First, a digital file is converted into a one-dimensional binary vector. This vector is then encoded, either with a direct or sparse mapping, into an $$M\times N$$ compound-presence matrix, where $$M$$ is the number of compounds to be used, and $$N$$ is the number of independent mixtures to be made. The value of element $${p}_{mn}$$ in this matrix indicates the presence (“1”) or absence (“0”) of the $${m}^{th}$$ compound in the $${n}^{th}$$ mixture. To physically generate the mixtures, 2.5 nL droplets are transferred from the 1536-well library plate to their appropriate locations on a MALDI plate. Finally, 30 nL of matrix solution (176.2 mM HCCA in DMSO) is added to each data mixture spot. The overall time to write a data plate ranged from 0.3 to 7.9 h, varying with the encoding scheme and file size (Supplementary Figs. 6 and 7). Once all transfers are complete, the data plate is left to dry in a fume hood overnight or a vacuum chamber for about 2 h. The resulting dried mixture spots are typically 1 mm in diameter. Currently, the number of compounds that can be included in each mixture is limited by the layout of samples on a MALDI plate. For a 1536-well grid, spots can contain up to 200 nL of solution before they begin to merge with adjacent samples (Supplementary Fig. 14). For more complex samples, mixing would have to be done in an intermediate well plate.

### Data plate analysis

During plate preparation, the matrix solution is spiked with a reference Ugi molecule (Supplementary Fig. 5) which is used to calibrate for small offsets in the recorded masses. After offset calibration, raw mass spectra are resampled to a common m/z grid in order to construct a single analysis-ready matrix containing the mass spectra of all spots on a plate.

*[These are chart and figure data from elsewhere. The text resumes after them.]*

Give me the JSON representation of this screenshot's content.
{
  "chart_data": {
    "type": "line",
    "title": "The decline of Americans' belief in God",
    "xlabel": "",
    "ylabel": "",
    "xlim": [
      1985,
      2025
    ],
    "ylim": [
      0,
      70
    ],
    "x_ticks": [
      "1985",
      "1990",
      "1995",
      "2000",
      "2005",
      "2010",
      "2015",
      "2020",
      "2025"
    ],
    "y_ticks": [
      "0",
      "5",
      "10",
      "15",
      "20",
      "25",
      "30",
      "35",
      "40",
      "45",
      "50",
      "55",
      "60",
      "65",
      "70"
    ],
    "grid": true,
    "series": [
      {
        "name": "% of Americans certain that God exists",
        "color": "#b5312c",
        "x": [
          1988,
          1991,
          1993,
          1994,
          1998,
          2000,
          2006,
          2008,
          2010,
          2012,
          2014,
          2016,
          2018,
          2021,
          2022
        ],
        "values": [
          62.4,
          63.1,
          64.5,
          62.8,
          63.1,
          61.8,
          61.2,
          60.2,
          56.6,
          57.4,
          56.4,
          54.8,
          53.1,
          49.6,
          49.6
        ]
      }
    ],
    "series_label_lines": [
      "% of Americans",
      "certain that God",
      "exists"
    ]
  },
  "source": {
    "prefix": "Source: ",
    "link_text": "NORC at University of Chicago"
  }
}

For single peak detection, the sodiated adduct intensities for a product are simply one row in the spectral matrix, and this vector can be thresholded to determine, which mixtures contain the compound. The detection threshold for each compound was found using ROC analysis of labeled training data, as previously described for library validation. Recovering the data file from the presence matrix depends on the encoding method. For direct mapping, the matrix is simply reshaped to obtain the stored data. For sparse mappings, each matrix row was matched to the nearest valid key and converted to the corresponding binary data value.

For multi-peak detection, a similar procedure was followed, except that the presence matrix was found by applying a regression model trained to identify each compound based on multiple spectral features. To reduce computational overhead, instead of building the models on the entire mass spectra matrix, masses whose average intensities were close to the noise floor were discarded, reducing the feature space to <1% of its original size, from four million initial points to at most 20,000 candidate masses. For logistic regression, these features were further refined based on AUROC scores. This additional filtering was not needed for random forest regression since it automatically performs feature selection. The Python library Scikit-learn51 was used to construct a regression model for each compound. Logistic regressions were configured to use 64 spectral peaks, while random forest regressions were configured to use 300 trees of unlimited depth and at most 20,000 spectral features. The regression models used a 30/70 train/test split.